Già nel 1944, vincendo un campionato di guerra non omologato ufficialmente, la squadra dei Vigili del Fuoco di La Spezia, allenata dall’ex genoano Barbieri, aveva applicato il “mezzo sistema”, un riuscito ibrido fra “metodo” e “sistema”. Qualcosa di simile adottò anche il Modena della stagione 1946-47, che schierava un terzino, Remondini, a guardia del centravanti avversario e l’altro, Braglia, in seconda battuta. Quel Modena arrivò terzo, miglior risultato di tutta la sua storia.
Da allora, fu un susseguirsi di strategie e schemi, studiati da grandi tecnici ed esaltati da inarrivabili campioni.
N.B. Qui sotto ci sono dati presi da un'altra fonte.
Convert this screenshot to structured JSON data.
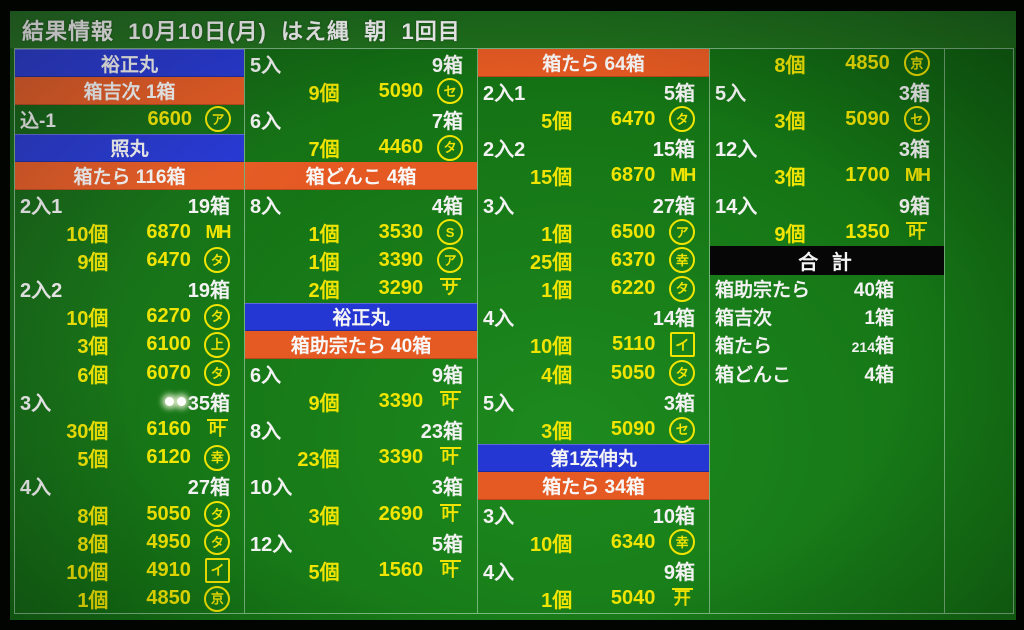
{
  "title": "結果情報  10月10日(月)  はえ縄  朝  1回目",
  "colors": {
    "background_green": "#157415",
    "titlebar_green": "#1d6b1d",
    "header_blue": "#2537d2",
    "header_orange": "#e55a23",
    "total_black": "#060606",
    "text_yellow": "#f0e400",
    "text_white": "#f2f2f2"
  },
  "columns": [
    {
      "rows": [
        {
          "t": "ship",
          "text": "裕正丸"
        },
        {
          "t": "lot",
          "text": "箱吉次 1箱"
        },
        {
          "t": "mix",
          "label": "込-1",
          "price": "6600",
          "mark": {
            "style": "circle",
            "ch": "ア"
          }
        },
        {
          "t": "ship",
          "text": "照丸"
        },
        {
          "t": "lot",
          "text": "箱たら 116箱"
        },
        {
          "t": "size",
          "label": "2入1",
          "count": "19箱"
        },
        {
          "t": "detail",
          "qty": "10個",
          "price": "6870",
          "mark": {
            "style": "plain",
            "ch": "MH"
          }
        },
        {
          "t": "detail",
          "qty": "9個",
          "price": "6470",
          "mark": {
            "style": "circle",
            "ch": "タ"
          }
        },
        {
          "t": "size",
          "label": "2入2",
          "count": "19箱"
        },
        {
          "t": "detail",
          "qty": "10個",
          "price": "6270",
          "mark": {
            "style": "circle",
            "ch": "タ"
          }
        },
        {
          "t": "detail",
          "qty": "3個",
          "price": "6100",
          "mark": {
            "style": "circle",
            "ch": "上"
          }
        },
        {
          "t": "detail",
          "qty": "6個",
          "price": "6070",
          "mark": {
            "style": "circle",
            "ch": "タ"
          }
        },
        {
          "t": "size",
          "label": "3入",
          "count": "35箱",
          "glare": true
        },
        {
          "t": "detail",
          "qty": "30個",
          "price": "6160",
          "mark": {
            "style": "over",
            "ch": "叶"
          }
        },
        {
          "t": "detail",
          "qty": "5個",
          "price": "6120",
          "mark": {
            "style": "circle",
            "ch": "幸"
          }
        },
        {
          "t": "size",
          "label": "4入",
          "count": "27箱"
        },
        {
          "t": "detail",
          "qty": "8個",
          "price": "5050",
          "mark": {
            "style": "circle",
            "ch": "タ"
          }
        },
        {
          "t": "detail",
          "qty": "8個",
          "price": "4950",
          "mark": {
            "style": "circle",
            "ch": "タ"
          }
        },
        {
          "t": "detail",
          "qty": "10個",
          "price": "4910",
          "mark": {
            "style": "box",
            "ch": "イ"
          }
        },
        {
          "t": "detail",
          "qty": "1個",
          "price": "4850",
          "mark": {
            "style": "circle",
            "ch": "京"
          }
        }
      ]
    },
    {
      "rows": [
        {
          "t": "size",
          "label": "5入",
          "count": "9箱"
        },
        {
          "t": "detail",
          "qty": "9個",
          "price": "5090",
          "mark": {
            "style": "circle",
            "ch": "セ"
          }
        },
        {
          "t": "size",
          "label": "6入",
          "count": "7箱"
        },
        {
          "t": "detail",
          "qty": "7個",
          "price": "4460",
          "mark": {
            "style": "circle",
            "ch": "タ"
          }
        },
        {
          "t": "lot",
          "text": "箱どんこ 4箱"
        },
        {
          "t": "size",
          "label": "8入",
          "count": "4箱"
        },
        {
          "t": "detail",
          "qty": "1個",
          "price": "3530",
          "mark": {
            "style": "circle",
            "ch": "S"
          }
        },
        {
          "t": "detail",
          "qty": "1個",
          "price": "3390",
          "mark": {
            "style": "circle",
            "ch": "ア"
          }
        },
        {
          "t": "detail",
          "qty": "2個",
          "price": "3290",
          "mark": {
            "style": "over",
            "ch": "サ"
          }
        },
        {
          "t": "ship",
          "text": "裕正丸"
        },
        {
          "t": "lot",
          "text": "箱助宗たら 40箱"
        },
        {
          "t": "size",
          "label": "6入",
          "count": "9箱"
        },
        {
          "t": "detail",
          "qty": "9個",
          "price": "3390",
          "mark": {
            "style": "over",
            "ch": "叶"
          }
        },
        {
          "t": "size",
          "label": "8入",
          "count": "23箱"
        },
        {
          "t": "detail",
          "qty": "23個",
          "price": "3390",
          "mark": {
            "style": "over",
            "ch": "叶"
          }
        },
        {
          "t": "size",
          "label": "10入",
          "count": "3箱"
        },
        {
          "t": "detail",
          "qty": "3個",
          "price": "2690",
          "mark": {
            "style": "over",
            "ch": "叶"
          }
        },
        {
          "t": "size",
          "label": "12入",
          "count": "5箱"
        },
        {
          "t": "detail",
          "qty": "5個",
          "price": "1560",
          "mark": {
            "style": "over",
            "ch": "叶"
          }
        }
      ]
    },
    {
      "rows": [
        {
          "t": "lot",
          "text": "箱たら 64箱"
        },
        {
          "t": "size",
          "label": "2入1",
          "count": "5箱"
        },
        {
          "t": "detail",
          "qty": "5個",
          "price": "6470",
          "mark": {
            "style": "circle",
            "ch": "タ"
          }
        },
        {
          "t": "size",
          "label": "2入2",
          "count": "15箱"
        },
        {
          "t": "detail",
          "qty": "15個",
          "price": "6870",
          "mark": {
            "style": "plain",
            "ch": "MH"
          }
        },
        {
          "t": "size",
          "label": "3入",
          "count": "27箱"
        },
        {
          "t": "detail",
          "qty": "1個",
          "price": "6500",
          "mark": {
            "style": "circle",
            "ch": "ア"
          }
        },
        {
          "t": "detail",
          "qty": "25個",
          "price": "6370",
          "mark": {
            "style": "circle",
            "ch": "幸"
          }
        },
        {
          "t": "detail",
          "qty": "1個",
          "price": "6220",
          "mark": {
            "style": "circle",
            "ch": "タ"
          }
        },
        {
          "t": "size",
          "label": "4入",
          "count": "14箱"
        },
        {
          "t": "detail",
          "qty": "10個",
          "price": "5110",
          "mark": {
            "style": "box",
            "ch": "イ"
          }
        },
        {
          "t": "detail",
          "qty": "4個",
          "price": "5050",
          "mark": {
            "style": "circle",
            "ch": "タ"
          }
        },
        {
          "t": "size",
          "label": "5入",
          "count": "3箱"
        },
        {
          "t": "detail",
          "qty": "3個",
          "price": "5090",
          "mark": {
            "style": "circle",
            "ch": "セ"
          }
        },
        {
          "t": "ship",
          "text": "第1宏伸丸"
        },
        {
          "t": "lot",
          "text": "箱たら 34箱"
        },
        {
          "t": "size",
          "label": "3入",
          "count": "10箱"
        },
        {
          "t": "detail",
          "qty": "10個",
          "price": "6340",
          "mark": {
            "style": "circle",
            "ch": "幸"
          }
        },
        {
          "t": "size",
          "label": "4入",
          "count": "9箱"
        },
        {
          "t": "detail",
          "qty": "1個",
          "price": "5040",
          "mark": {
            "style": "over",
            "ch": "开"
          }
        }
      ]
    },
    {
      "rows": [
        {
          "t": "detail",
          "qty": "8個",
          "price": "4850",
          "mark": {
            "style": "circle",
            "ch": "京"
          }
        },
        {
          "t": "size",
          "label": "5入",
          "count": "3箱"
        },
        {
          "t": "detail",
          "qty": "3個",
          "price": "5090",
          "mark": {
            "style": "circle",
            "ch": "セ"
          }
        },
        {
          "t": "size",
          "label": "12入",
          "count": "3箱"
        },
        {
          "t": "detail",
          "qty": "3個",
          "price": "1700",
          "mark": {
            "style": "plain",
            "ch": "MH"
          }
        },
        {
          "t": "size",
          "label": "14入",
          "count": "9箱"
        },
        {
          "t": "detail",
          "qty": "9個",
          "price": "1350",
          "mark": {
            "style": "over",
            "ch": "叶"
          }
        },
        {
          "t": "theader",
          "text": "合 計"
        },
        {
          "t": "trow",
          "label": "箱助宗たら",
          "num": "40",
          "unit": "箱",
          "small": false
        },
        {
          "t": "trow",
          "label": "箱吉次",
          "num": "1",
          "unit": "箱",
          "small": false
        },
        {
          "t": "trow",
          "label": "箱たら",
          "num": "214",
          "unit": "箱",
          "small": true
        },
        {
          "t": "trow",
          "label": "箱どんこ",
          "num": "4",
          "unit": "箱",
          "small": false
        }
      ]
    },
    {
      "rows": []
    }
  ]
}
Ogni tattica è legata al ricordo della squadra che meglio l’ha interpretata: il “metodo” all’Italia di Pozzo; il “sistema”, che rivoluziona il calcio sul finire degli anni venti, all’Arsenal di Herbert Chapman; il “catenaccio” alla Svizzera di Karl Rappan, bella protagonista, pur senza grandi talenti, ai Mondiali del 1938; il “4-2-4” al mitico Brasile di Pelè, dominatore assoluto dei due Mondiali del 1958 e del 1962; il “calcio totale” all’Olanda di Cruijff, grandissima ma sfortunata primattrice degli anni settanta; la “zona” di Arrigo Sacchi, alla fine degli anni ottanta, che cambia il calcio italiano.
Ma, c’è un filo comune che lega tutto questo; si possono cambiare schemi e strategie ma, alla fine, la differenza la fanno sempre i fuoriclasse.